Real estate insurance
ExplanationReal estate insurance is not commonly offered by insurance companies compared to other types.
#3
What is 'risk pooling' in the context of insurance?
The combination of premiums from many policyholders to pay for losses
ExplanationRisk pooling involves combining premiums from many policyholders to cover potential losses.
#4
In insurance, what does 'peril' refer to?
The cause of potential loss or damage
ExplanationPeril in insurance refers to the potential cause of loss or damage.
#5
What is the term used to describe the contract between an insurance company and an individual or entity?
Policy
ExplanationThe contract between an insurance company and an individual/entity is termed as a policy.
#6
Which of the following best describes 'underwriting' in the insurance industry?
The process of assessing risk and determining eligibility
ExplanationUnderwriting involves assessing risk and determining eligibility for insurance coverage.
#7
What does 'deductible' refer to in insurance policies?
The portion of a claim that the insured must pay before the insurance company covers the rest
ExplanationA deductible is the amount the insured must pay before the insurance company covers the remaining claim.
#8
Which of the following is an example of a 'peril' in insurance terminology?
The cause of potential loss, such as fire or theft
ExplanationPeril refers to the potential cause of loss, like fire or theft, in insurance terms.
#9
What is the role of an actuary in an insurance company?

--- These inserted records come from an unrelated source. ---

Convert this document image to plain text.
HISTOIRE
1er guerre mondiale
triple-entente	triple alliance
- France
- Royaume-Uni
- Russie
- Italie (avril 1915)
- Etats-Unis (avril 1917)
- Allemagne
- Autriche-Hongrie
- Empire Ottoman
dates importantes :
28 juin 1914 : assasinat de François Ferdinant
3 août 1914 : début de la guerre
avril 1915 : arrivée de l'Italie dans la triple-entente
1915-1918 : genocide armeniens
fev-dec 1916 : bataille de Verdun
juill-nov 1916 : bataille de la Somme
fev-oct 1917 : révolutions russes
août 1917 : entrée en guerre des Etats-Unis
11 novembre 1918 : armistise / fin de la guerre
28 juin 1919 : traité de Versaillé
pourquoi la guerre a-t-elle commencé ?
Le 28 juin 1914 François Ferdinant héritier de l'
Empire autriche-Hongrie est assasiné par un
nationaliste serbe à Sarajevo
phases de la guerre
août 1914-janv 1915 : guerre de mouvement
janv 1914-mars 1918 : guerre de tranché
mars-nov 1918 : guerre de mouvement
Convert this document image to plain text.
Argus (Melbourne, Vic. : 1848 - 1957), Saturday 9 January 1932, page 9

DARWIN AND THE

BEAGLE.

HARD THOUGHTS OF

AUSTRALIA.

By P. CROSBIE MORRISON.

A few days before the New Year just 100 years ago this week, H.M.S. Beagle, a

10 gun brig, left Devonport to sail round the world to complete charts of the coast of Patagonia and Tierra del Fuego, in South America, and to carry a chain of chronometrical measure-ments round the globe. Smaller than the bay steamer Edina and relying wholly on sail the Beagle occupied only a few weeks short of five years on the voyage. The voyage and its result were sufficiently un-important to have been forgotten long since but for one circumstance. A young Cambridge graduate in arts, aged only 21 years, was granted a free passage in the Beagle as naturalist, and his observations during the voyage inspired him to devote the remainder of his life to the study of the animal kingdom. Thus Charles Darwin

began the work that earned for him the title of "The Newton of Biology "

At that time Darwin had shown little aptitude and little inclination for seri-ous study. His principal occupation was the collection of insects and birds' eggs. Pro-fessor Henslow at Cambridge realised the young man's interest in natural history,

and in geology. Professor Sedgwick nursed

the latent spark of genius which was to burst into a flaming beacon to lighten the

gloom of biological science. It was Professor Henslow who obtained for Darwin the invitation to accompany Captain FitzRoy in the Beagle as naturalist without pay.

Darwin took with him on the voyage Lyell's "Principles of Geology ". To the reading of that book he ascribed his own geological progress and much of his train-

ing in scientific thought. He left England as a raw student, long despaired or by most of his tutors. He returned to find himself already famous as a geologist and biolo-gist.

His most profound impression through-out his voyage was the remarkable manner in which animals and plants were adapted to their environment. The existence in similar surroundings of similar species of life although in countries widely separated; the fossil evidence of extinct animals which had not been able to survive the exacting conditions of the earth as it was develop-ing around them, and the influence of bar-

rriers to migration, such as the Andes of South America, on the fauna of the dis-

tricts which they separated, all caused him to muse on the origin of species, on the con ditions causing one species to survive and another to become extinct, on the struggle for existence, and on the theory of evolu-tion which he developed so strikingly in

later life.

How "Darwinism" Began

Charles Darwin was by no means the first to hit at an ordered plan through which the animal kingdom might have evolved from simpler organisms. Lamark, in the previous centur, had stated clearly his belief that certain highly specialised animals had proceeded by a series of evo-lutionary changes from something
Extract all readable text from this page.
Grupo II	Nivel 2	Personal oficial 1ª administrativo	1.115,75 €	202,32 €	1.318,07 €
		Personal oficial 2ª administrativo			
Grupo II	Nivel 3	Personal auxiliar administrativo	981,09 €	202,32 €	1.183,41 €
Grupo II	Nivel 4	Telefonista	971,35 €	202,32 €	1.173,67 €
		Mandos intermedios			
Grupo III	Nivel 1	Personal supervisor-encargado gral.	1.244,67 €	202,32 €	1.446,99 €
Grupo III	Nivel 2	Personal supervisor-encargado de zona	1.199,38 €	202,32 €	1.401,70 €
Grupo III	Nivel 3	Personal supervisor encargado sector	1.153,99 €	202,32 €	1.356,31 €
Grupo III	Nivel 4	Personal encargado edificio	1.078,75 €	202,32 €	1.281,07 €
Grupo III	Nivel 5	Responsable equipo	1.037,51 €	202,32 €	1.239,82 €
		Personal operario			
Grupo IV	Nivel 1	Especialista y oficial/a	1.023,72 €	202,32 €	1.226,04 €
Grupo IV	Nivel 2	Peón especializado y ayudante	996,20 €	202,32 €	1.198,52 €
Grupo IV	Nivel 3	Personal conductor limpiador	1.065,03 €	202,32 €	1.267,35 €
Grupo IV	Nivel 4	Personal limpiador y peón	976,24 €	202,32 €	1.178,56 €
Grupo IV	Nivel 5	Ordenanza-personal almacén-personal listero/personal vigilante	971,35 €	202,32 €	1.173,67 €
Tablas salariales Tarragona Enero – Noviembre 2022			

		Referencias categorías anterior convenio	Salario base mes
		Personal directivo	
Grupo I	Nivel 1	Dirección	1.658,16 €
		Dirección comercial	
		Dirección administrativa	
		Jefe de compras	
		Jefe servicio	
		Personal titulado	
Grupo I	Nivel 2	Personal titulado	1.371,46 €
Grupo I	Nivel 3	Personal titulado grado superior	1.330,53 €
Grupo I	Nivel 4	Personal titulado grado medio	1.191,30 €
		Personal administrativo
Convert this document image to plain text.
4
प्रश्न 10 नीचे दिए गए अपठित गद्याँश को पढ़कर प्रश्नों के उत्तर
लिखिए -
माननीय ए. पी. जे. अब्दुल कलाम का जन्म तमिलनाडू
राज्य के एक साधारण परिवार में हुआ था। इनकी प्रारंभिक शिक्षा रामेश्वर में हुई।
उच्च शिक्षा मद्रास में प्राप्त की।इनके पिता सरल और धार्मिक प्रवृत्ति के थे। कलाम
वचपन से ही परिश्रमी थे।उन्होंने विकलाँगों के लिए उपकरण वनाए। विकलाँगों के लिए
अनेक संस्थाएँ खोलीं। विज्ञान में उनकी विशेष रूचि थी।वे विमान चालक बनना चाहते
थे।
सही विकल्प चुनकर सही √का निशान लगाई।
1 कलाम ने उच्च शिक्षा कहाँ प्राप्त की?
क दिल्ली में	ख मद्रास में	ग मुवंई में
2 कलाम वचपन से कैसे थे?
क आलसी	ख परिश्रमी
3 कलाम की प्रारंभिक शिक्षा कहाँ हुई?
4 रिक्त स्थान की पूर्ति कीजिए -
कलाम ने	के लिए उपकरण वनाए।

To assess risk and set premium rates
ExplanationActuaries analyze risk and determine premium rates for insurance policies.
#10
What is 'reinsurance' in the context of insurance?
Insurance purchased by insurance companies to limit their own risk exposure
ExplanationReinsurance is purchased by insurance companies to reduce their own risk exposure.
#11
What is 'moral hazard' in insurance?
The tendency of individuals to take greater risks when they are insured
ExplanationMoral hazard is the tendency for individuals to take increased risks when insured.
#12
In insurance, what is 'subrogation'?
The process of an insurer assuming the legal rights of the insured to recover expenses from a third party
ExplanationSubrogation is when insurers take on the legal rights of the insured to seek reimbursement from a third party.
#13
What does the term 'fiduciary duty' refer to in insurance companies?
The obligation of insurance agents to act in the best interests of policyholders
ExplanationFiduciary duty in insurance requires agents to prioritize the interests of policyholders.
#14
What is 'loss ratio' used for in insurance?
To calculate the profitability of an insurance company
ExplanationLoss ratio is utilized to assess the profitability of an insurance company.